Mobile Security
There was a survey a couple of years ago, where participants were asked ‘If you were going out for the night and had to forget either your mobile phone or your wallet, which would it be?’ Overwhelmingly they agreed that they could survive without their wallet, but not their mobile phone. We need to bear in mind that this survey was before contactless payment with a card or NFC (Near Frequency Communications, the technology behind contactless payments) enabled smart phones which are becoming more commonplace (to allow you to make payments with your smartphone). So if you did the survey again in a year, it would no longer make sense, as users simply won’t need their wallets.
But what does this mean? Well simply put, our mobile phones are close to being pretty much the only thing (apart from house keys) that we need, or want, to have on us all of the time. This is generally a good thing, but mobile phones leak information about us all of the time, so everywhere we go and everything we do leaves behind it a small footprint.
Wi-Fi
As an example, look at your mobile phone right now. Do you have WiFi on? Do you ever turn the WiFi off? If the answers are ‘Yes it’s on and no I never turn it off’ then every time you walk around and pass through a WiFi area, your smart phone and the router perform a ‘handshake’, so you are logged whether you connect to it or not. So the router knows who you are, and when you were there. You are not alone, most of us just leave our WiFi on most of the time.

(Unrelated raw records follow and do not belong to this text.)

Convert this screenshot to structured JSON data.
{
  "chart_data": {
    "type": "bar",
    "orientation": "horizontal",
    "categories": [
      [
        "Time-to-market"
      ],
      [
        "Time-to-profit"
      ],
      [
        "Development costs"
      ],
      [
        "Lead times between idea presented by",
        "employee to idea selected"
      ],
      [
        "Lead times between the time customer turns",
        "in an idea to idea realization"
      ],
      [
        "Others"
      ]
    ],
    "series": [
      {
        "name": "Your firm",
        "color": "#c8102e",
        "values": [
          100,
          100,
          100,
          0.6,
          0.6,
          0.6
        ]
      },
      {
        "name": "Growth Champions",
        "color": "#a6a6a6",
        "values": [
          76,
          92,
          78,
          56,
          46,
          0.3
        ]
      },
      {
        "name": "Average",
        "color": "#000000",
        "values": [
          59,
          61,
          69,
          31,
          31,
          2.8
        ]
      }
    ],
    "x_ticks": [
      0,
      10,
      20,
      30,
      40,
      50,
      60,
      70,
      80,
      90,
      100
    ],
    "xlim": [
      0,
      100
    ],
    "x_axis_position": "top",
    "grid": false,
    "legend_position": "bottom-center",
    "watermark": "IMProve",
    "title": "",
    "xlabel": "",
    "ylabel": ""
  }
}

Now generally speaking this is not a problem, in reality it is unlikely that someone is out there collating this mountain of data and generating a minute by minute log of our lives, it’s just the fact that someone could, and they could go back and do it historically, so they could tell you what you did this time last year, I know that I couldn’t tell you that!
Blackphone 2
So mobile phones are far from private, and most of us get a little stressed when we don’t know where ours is. It is always turned on, always on our person, and controls the bulk of our digital communications, so it is the perfect tracking device.
This has been taken seriously by a company called ‘Silent Circle’ that have built an operating system called SilentOS (a modified version of Android) with security at its core, which runs on their own phone (called ‘Blackphone’). Essentially it closes all of the backdoors that other Operating Systems leave open, and has a series of tools that allow you to communicate more securely. It also has all of the usual ‘insecure’ communication tools as well, so you can chose if you want to be secure or not. The hardware itself is fairly standard, with a 4.7 inch screen and an 8 megapixel camera.
We think that security is important, and that Blackphone is showing the right direction of travel on this. Will Blackphone itself be the market leader for secure phones? Probably not. What is most likely is that the larger manufacturers will see what is going on, and start to include some or all of this secure functionality within their own phones.
What is sure is that this is going to become much more visible to users over the next 18 months, and how secure their phones are will be part of the conversation when choosing a new smart phone.